Opinion: Both Parties Must Rediscover Their Identity Without Trump
Updated: Oct 18, 2021
To say that President Donald Trump has completely changed the nature of American politics may be the understatement of the year. Sure, some of the predictions for his presidency turned out to be overblown, but it cannot be denied that over the course of the Trump presidency, the environment of American politics became unlike anything the nation had witnessed before. Media outlets faced constant attacks deeming them “fake news”, and divisiveness and an inability to compromise reached new heights. Perhaps most importantly, however, both parties seemed to become entirely about one man almost overnight.
Trump’s Republican Party fell in step with the president himself. Under Trump, who was adored by Republican voters, conservative politicians quickly found that to stay in office, they would need to continually cater to the president’s demands or else face his wrath and the subsequent wrath of his voter base. And so they did, even as it required breaking longstanding government norms, ignoring blatant corruption, and wholeheartedly embracing Trump’s volatile nature.
There were those in the Republican Party who refused to cave to every one of the President’s desires, but they paid the price for their resistance. By July of this year, Trump’s grip over the party had grown so iron-tight that the Republican National Convention decided to not write a new party platform for the election cycle, but to instead affirm that they had fully committed to supporting Trump and whatever actions that he saw fit for the country.
Meanwhile, due to Trump’s extremism, the Democratic Party quickly became more about defeating Trump and the spread of his ideology — known as Trumpism. Even as party leaders have attempted to combat the notion that they “hate” Trump, it’s undeniable that most of the party’s major steps over the past four years have been centered around opposing the president.
Most prominently, the Democrat-driven impeachment of Trump was always a political move designed to derail the President’s power and influence, regardless of how solid the evidence in favor of impeachment was or how many times House Speaker Nancy Pelosi stressed that she was actually praying for Trump. It’s also likely that the party’s nomination process for its next presidential candidate would have ended very differently if not for the anti-Trump sentiment pervasive among both party leaders and voters. Early in the process, Senator Bernie Sanders (I-VT) emerged as the frontrunner for the nomination. However, while Sanders was a well-liked figure within the party, he was a polarizing figure nationwide. As a result, just when it seemed like a Sanders victory was all but a given, Democrats rallied around former Vice President Joe Biden, a much less exciting candidate but the one they saw as having the best chance to beat Trump. Biden did end up defeating the incumbent President Trump in the general election, but it was on the back of high anti-Trump sentiment rather than legitimate enthusiasm for Biden himself.

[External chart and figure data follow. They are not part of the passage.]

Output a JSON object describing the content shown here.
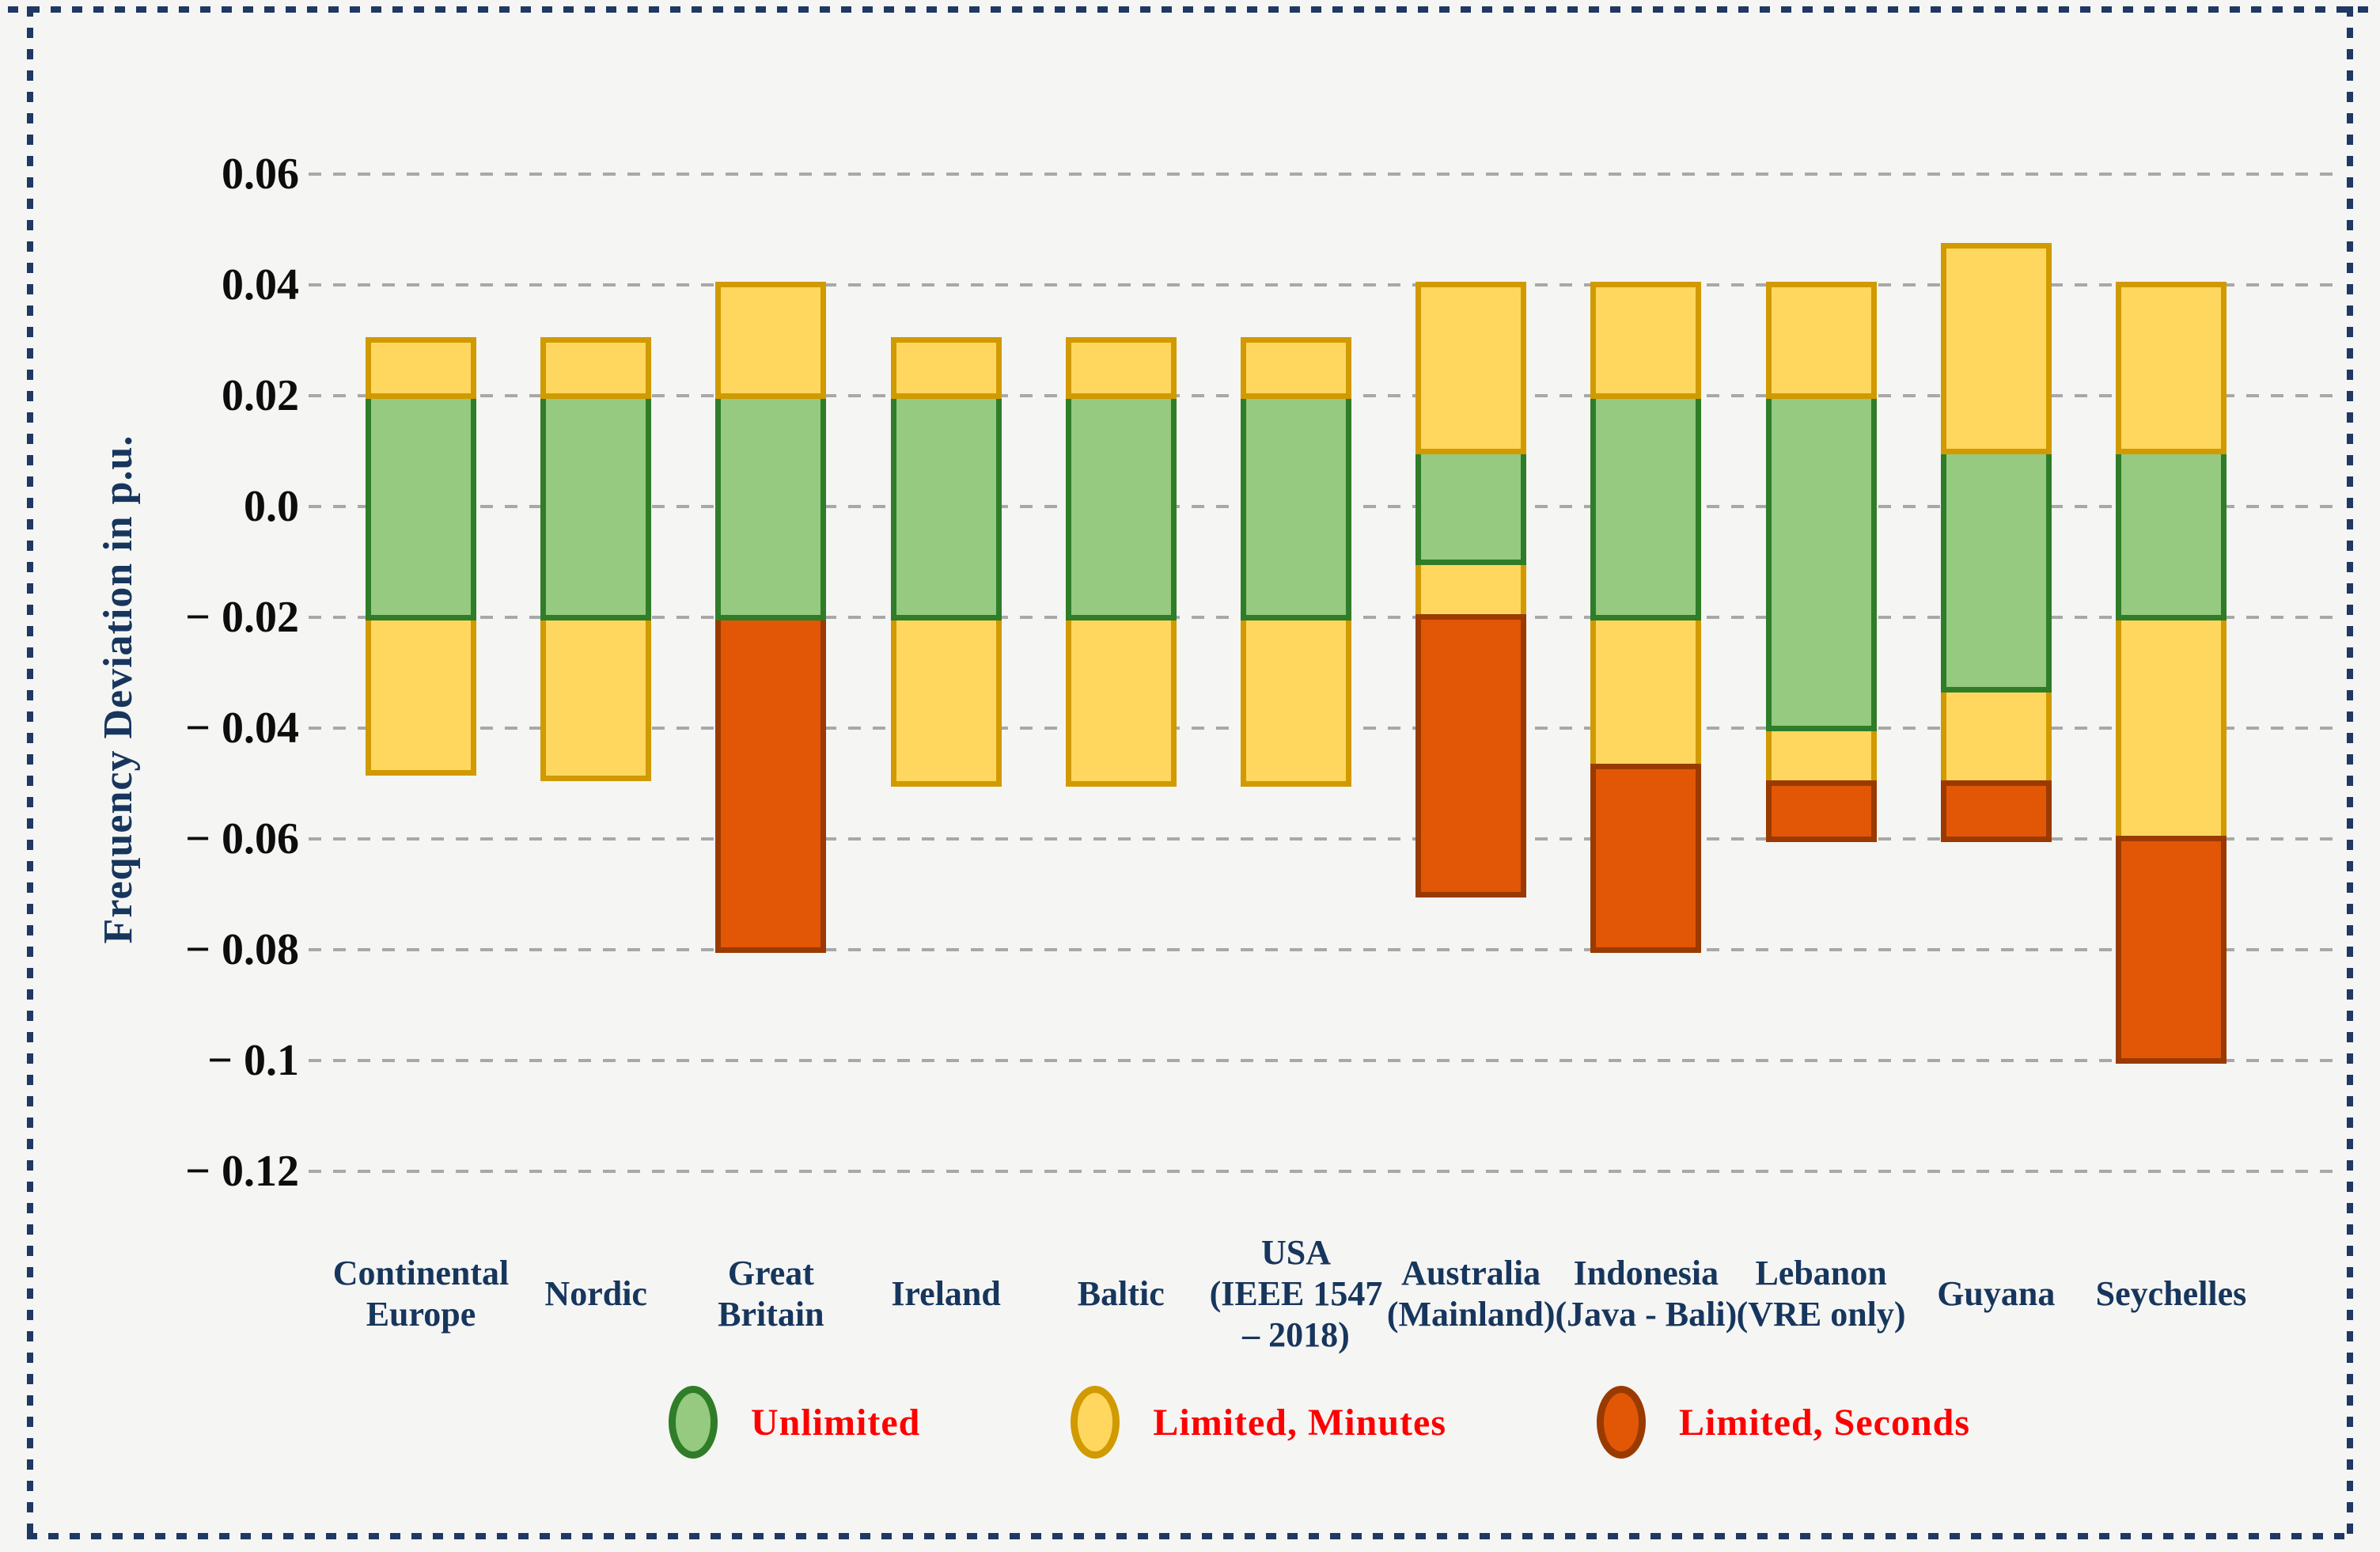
{
  "figure": {
    "background_color": "#f5f5f3",
    "border_color": "#1f3864",
    "gridline_color": "#a8a8a8"
  },
  "y_axis": {
    "title": "Frequency Deviation in p.u.",
    "tick_labels": [
      "0.06",
      "0.04",
      "0.02",
      "0.0",
      "− 0.02",
      "− 0.04",
      "− 0.06",
      "− 0.08",
      "− 0.1",
      "− 0.12"
    ],
    "tick_values": [
      0.06,
      0.04,
      0.02,
      0.0,
      -0.02,
      -0.04,
      -0.06,
      -0.08,
      -0.1,
      -0.12
    ]
  },
  "legend": {
    "text_color": "#ff0000",
    "items": [
      {
        "key": "unlimited",
        "label": "Unlimited"
      },
      {
        "key": "limited_minutes",
        "label": "Limited, Minutes"
      },
      {
        "key": "limited_seconds",
        "label": "Limited, Seconds"
      }
    ]
  },
  "band_colors": {
    "unlimited": {
      "fill": "#95ca80",
      "stroke": "#2f7d28"
    },
    "limited_minutes": {
      "fill": "#ffd75f",
      "stroke": "#d09a00"
    },
    "limited_seconds": {
      "fill": "#e15706",
      "stroke": "#9a3a00"
    }
  },
  "chart_data": {
    "type": "bar",
    "subtype": "stacked-range-columns",
    "title": "",
    "xlabel": "",
    "ylabel": "Frequency Deviation in p.u.",
    "ylim": [
      -0.12,
      0.06
    ],
    "grid": true,
    "legend_position": "bottom",
    "categories": [
      "Continental\nEurope",
      "Nordic",
      "Great\nBritain",
      "Ireland",
      "Baltic",
      "USA\n(IEEE 1547\n– 2018)",
      "Australia\n(Mainland)",
      "Indonesia\n(Java - Bali)",
      "Lebanon\n(VRE only)",
      "Guyana",
      "Seychelles"
    ],
    "bars": [
      {
        "category": "Continental Europe",
        "segments": [
          {
            "band": "limited_minutes",
            "from": 0.02,
            "to": 0.03
          },
          {
            "band": "unlimited",
            "from": -0.02,
            "to": 0.02
          },
          {
            "band": "limited_minutes",
            "from": -0.048,
            "to": -0.02
          }
        ]
      },
      {
        "category": "Nordic",
        "segments": [
          {
            "band": "limited_minutes",
            "from": 0.02,
            "to": 0.03
          },
          {
            "band": "unlimited",
            "from": -0.02,
            "to": 0.02
          },
          {
            "band": "limited_minutes",
            "from": -0.049,
            "to": -0.02
          }
        ]
      },
      {
        "category": "Great Britain",
        "segments": [
          {
            "band": "limited_minutes",
            "from": 0.02,
            "to": 0.04
          },
          {
            "band": "unlimited",
            "from": -0.02,
            "to": 0.02
          },
          {
            "band": "limited_seconds",
            "from": -0.08,
            "to": -0.02
          }
        ]
      },
      {
        "category": "Ireland",
        "segments": [
          {
            "band": "limited_minutes",
            "from": 0.02,
            "to": 0.03
          },
          {
            "band": "unlimited",
            "from": -0.02,
            "to": 0.02
          },
          {
            "band": "limited_minutes",
            "from": -0.05,
            "to": -0.02
          }
        ]
      },
      {
        "category": "Baltic",
        "segments": [
          {
            "band": "limited_minutes",
            "from": 0.02,
            "to": 0.03
          },
          {
            "band": "unlimited",
            "from": -0.02,
            "to": 0.02
          },
          {
            "band": "limited_minutes",
            "from": -0.05,
            "to": -0.02
          }
        ]
      },
      {
        "category": "USA (IEEE 1547 – 2018)",
        "segments": [
          {
            "band": "limited_minutes",
            "from": 0.02,
            "to": 0.03
          },
          {
            "band": "unlimited",
            "from": -0.02,
            "to": 0.02
          },
          {
            "band": "limited_minutes",
            "from": -0.05,
            "to": -0.02
          }
        ]
      },
      {
        "category": "Australia (Mainland)",
        "segments": [
          {
            "band": "limited_minutes",
            "from": 0.01,
            "to": 0.04
          },
          {
            "band": "unlimited",
            "from": -0.01,
            "to": 0.01
          },
          {
            "band": "limited_minutes",
            "from": -0.02,
            "to": -0.01
          },
          {
            "band": "limited_seconds",
            "from": -0.07,
            "to": -0.02
          }
        ]
      },
      {
        "category": "Indonesia (Java - Bali)",
        "segments": [
          {
            "band": "limited_minutes",
            "from": 0.02,
            "to": 0.04
          },
          {
            "band": "unlimited",
            "from": -0.02,
            "to": 0.02
          },
          {
            "band": "limited_minutes",
            "from": -0.047,
            "to": -0.02
          },
          {
            "band": "limited_seconds",
            "from": -0.08,
            "to": -0.047
          }
        ]
      },
      {
        "category": "Lebanon (VRE only)",
        "segments": [
          {
            "band": "limited_minutes",
            "from": 0.02,
            "to": 0.04
          },
          {
            "band": "unlimited",
            "from": -0.04,
            "to": 0.02
          },
          {
            "band": "limited_minutes",
            "from": -0.05,
            "to": -0.04
          },
          {
            "band": "limited_seconds",
            "from": -0.06,
            "to": -0.05
          }
        ]
      },
      {
        "category": "Guyana",
        "segments": [
          {
            "band": "limited_minutes",
            "from": 0.01,
            "to": 0.047
          },
          {
            "band": "unlimited",
            "from": -0.033,
            "to": 0.01
          },
          {
            "band": "limited_minutes",
            "from": -0.05,
            "to": -0.033
          },
          {
            "band": "limited_seconds",
            "from": -0.06,
            "to": -0.05
          }
        ]
      },
      {
        "category": "Seychelles",
        "segments": [
          {
            "band": "limited_minutes",
            "from": 0.01,
            "to": 0.04
          },
          {
            "band": "unlimited",
            "from": -0.02,
            "to": 0.01
          },
          {
            "band": "limited_minutes",
            "from": -0.06,
            "to": -0.02
          },
          {
            "band": "limited_seconds",
            "from": -0.1,
            "to": -0.06
          }
        ]
      }
    ]
  }
}
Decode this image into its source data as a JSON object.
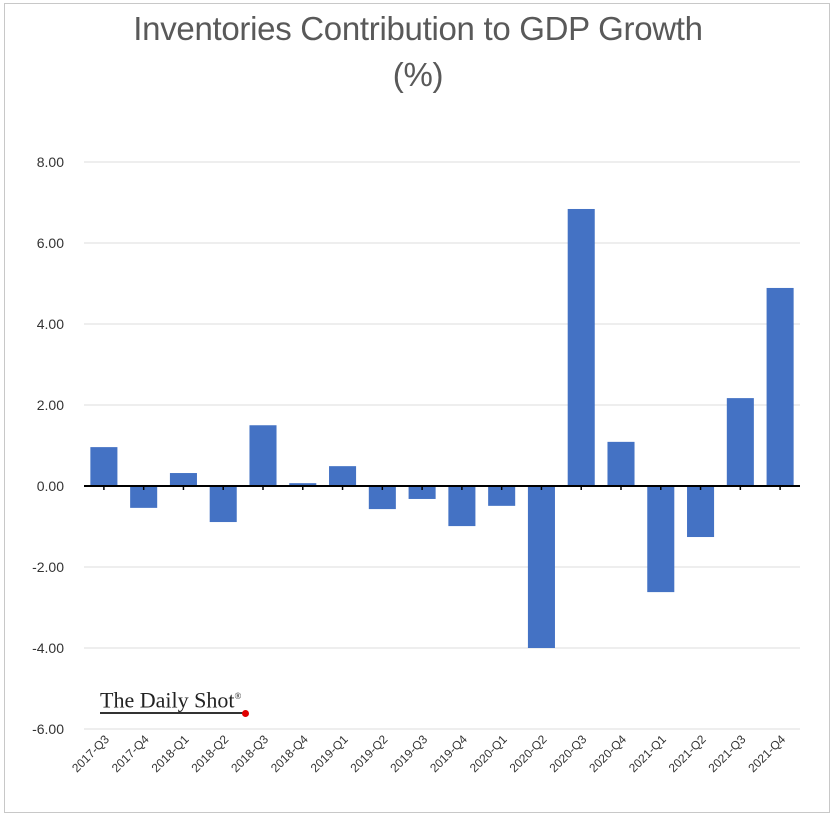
{
  "chart_data": {
    "type": "bar",
    "title": "Inventories Contribution to GDP Growth",
    "title_line2": "(%)",
    "xlabel": "",
    "ylabel": "",
    "ylim": [
      -6,
      8
    ],
    "yticks": [
      8,
      6,
      4,
      2,
      0,
      -2,
      -4,
      -6
    ],
    "ytick_labels": [
      "8.00",
      "6.00",
      "4.00",
      "2.00",
      "0.00",
      "-2.00",
      "-4.00",
      "-6.00"
    ],
    "grid": true,
    "legend": "none",
    "bar_color": "#4472C4",
    "categories": [
      "2017-Q3",
      "2017-Q4",
      "2018-Q1",
      "2018-Q2",
      "2018-Q3",
      "2018-Q4",
      "2019-Q1",
      "2019-Q2",
      "2019-Q3",
      "2019-Q4",
      "2020-Q1",
      "2020-Q2",
      "2020-Q3",
      "2020-Q4",
      "2021-Q1",
      "2021-Q2",
      "2021-Q3",
      "2021-Q4"
    ],
    "values": [
      0.96,
      -0.54,
      0.32,
      -0.89,
      1.5,
      0.07,
      0.49,
      -0.57,
      -0.32,
      -0.99,
      -0.49,
      -4.0,
      6.84,
      1.09,
      -2.62,
      -1.26,
      2.17,
      4.89
    ]
  },
  "watermark": {
    "text": "The Daily Shot",
    "mark": "®"
  }
}
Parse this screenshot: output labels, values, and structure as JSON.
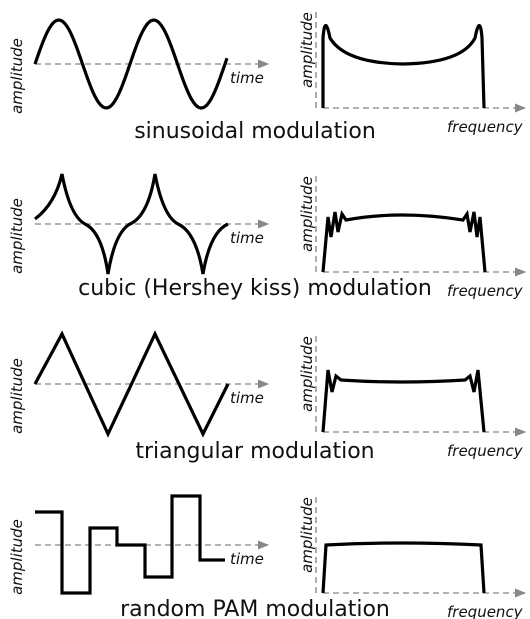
{
  "rows": [
    {
      "title": "sinusoidal modulation",
      "left": {
        "y_label": "amplitude",
        "x_label": "time"
      },
      "right": {
        "y_label": "amplitude",
        "x_label": "frequency"
      }
    },
    {
      "title": "cubic (Hershey kiss) modulation",
      "left": {
        "y_label": "amplitude",
        "x_label": "time"
      },
      "right": {
        "y_label": "amplitude",
        "x_label": "frequency"
      }
    },
    {
      "title": "triangular modulation",
      "left": {
        "y_label": "amplitude",
        "x_label": "time"
      },
      "right": {
        "y_label": "amplitude",
        "x_label": "frequency"
      }
    },
    {
      "title": "random PAM modulation",
      "left": {
        "y_label": "amplitude",
        "x_label": "time"
      },
      "right": {
        "y_label": "amplitude",
        "x_label": "frequency"
      }
    }
  ]
}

Trump may have dominated political discourse over the past four years, but come Jan. 20, 2021, he will be out of the Oval Office (no matter how hard him and his allies try to reverse the election’s outcome). Once he leaves, both parties will find themselves at a crossroads. Democrats, powered by nationwide dislike for Trump, pushed a candidate into the White House and might be inclined to capitalize further on anti-Trump sentiments by inspiring fear of a return to Trumpism. The Republicans, similarly, could seek to retain Trump’s enthusiastic voter base by continuing to link themselves to Trump, especially if the incumbent decides to stay involved in politics.
However, after half a decade of politics mainly centering around one man, the more beneficial action for both parties and America itself would be to finally move past Trump and rediscover what they were meant to symbolize. The rhetoric that stems from Trump inherently cannot be constructive due to the nature of Trump himself, who has shown himself to be a divisive, chaotic, and mean-spirited character. For that reason, both the Democrats and Republicans need to establish an identity centered around policies, such as small or big government, rather than a singular and divisive figure like Trump.
Trump may have significantly altered the state of politics, but now that he is soon to be out of power, it’s time for political leaders to move past Trumpism and press the reset button on political discourse.